John Sims, president of global enterprise solutions at BlackBerry, summed up BES12 as "the culmination of tens of thousands of hours" over the last year following many discussions with customers and analysts. He promised BES12 was been designed specifically to balance the needs of IT and interests of employees.
Within BES12, BlackBerry is building in extra support for Samsung Galaxy smartphones and tablets embedded with Knox, Samsung's own enterprise mobility management platform intended to address the Bring-Your-Own-Device (BYOD) trend in the workplace.
BlackBerry promised that the availability of BES12 for Samsung Galaxy devices will boost security "from kernel to apps" with more core enhancements especially for Android, promising to reduce threats that slip by application security guards when threats still make it through.
Scheduled to roll out early next year, pricing for the BES12-Knox link has not been announced yet.
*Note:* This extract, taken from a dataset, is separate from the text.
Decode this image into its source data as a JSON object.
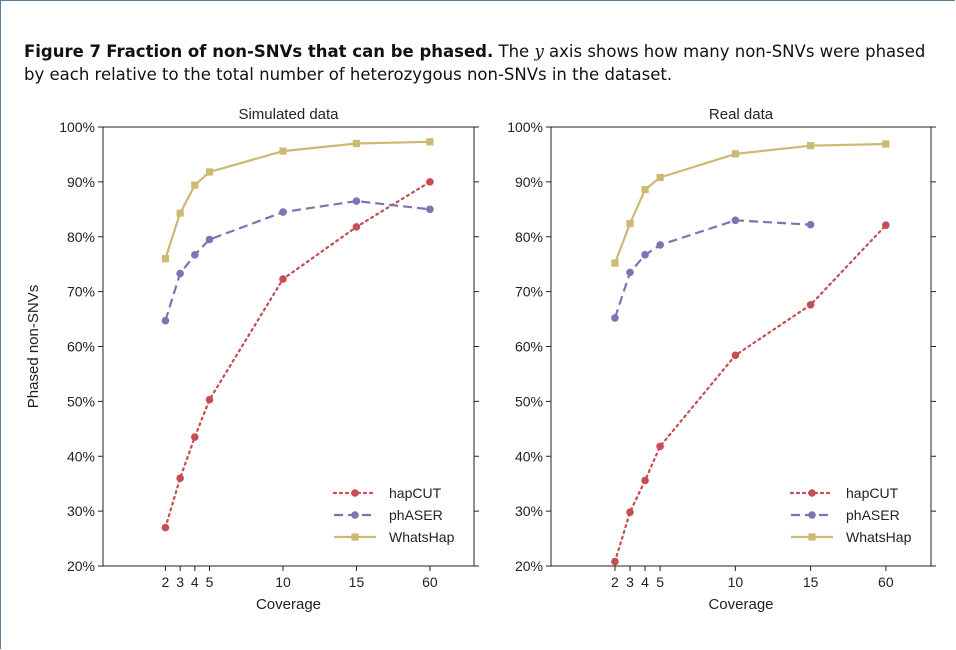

Samsung will also resell BES12 to joint Samsung-BlackBerry customers while BlackBerry will support Knox through BES12 subscriptions.
BlackBerry added it forged a similar partnership with Salesforce.com to connect BES12 with the CRM giant's cloud.
Also new to the portfolio is BBM Meetings, a cross-platform voice and video conferencing solution for Android, Windows PC, and Mac users as well as BlackBerry devices.
BlackBerry Messenger fans might be delighted to learn they will be able to use BBM Meetings to turn any BBM chat (either person-to-person, group chat, or voice call) into a BBM video conferencing session.
With a ceiling at 25 participants maximum, BlackBerry boasted the ease-of-use being that BBM Meetings can be launched immediately without the entanglements of conference IDs, passcodes and PIN numbers typically required for enterprise collaboration solutions.
BBM itself is being shored up with an extra layer of security with the addition of BBM Protected, which is also becoming available for iOS and Android in December.
BlackBerry is pushing BES12 out the door with force. The Canadian company has already tapped several major telecommunications providers worldwide, including Verizon Wireless, Vodafone and Orange France to start offering BES12 immediately. BlackBerry has also enlisted wireless distributor giant Brightstar to deploy the BES12 architecture.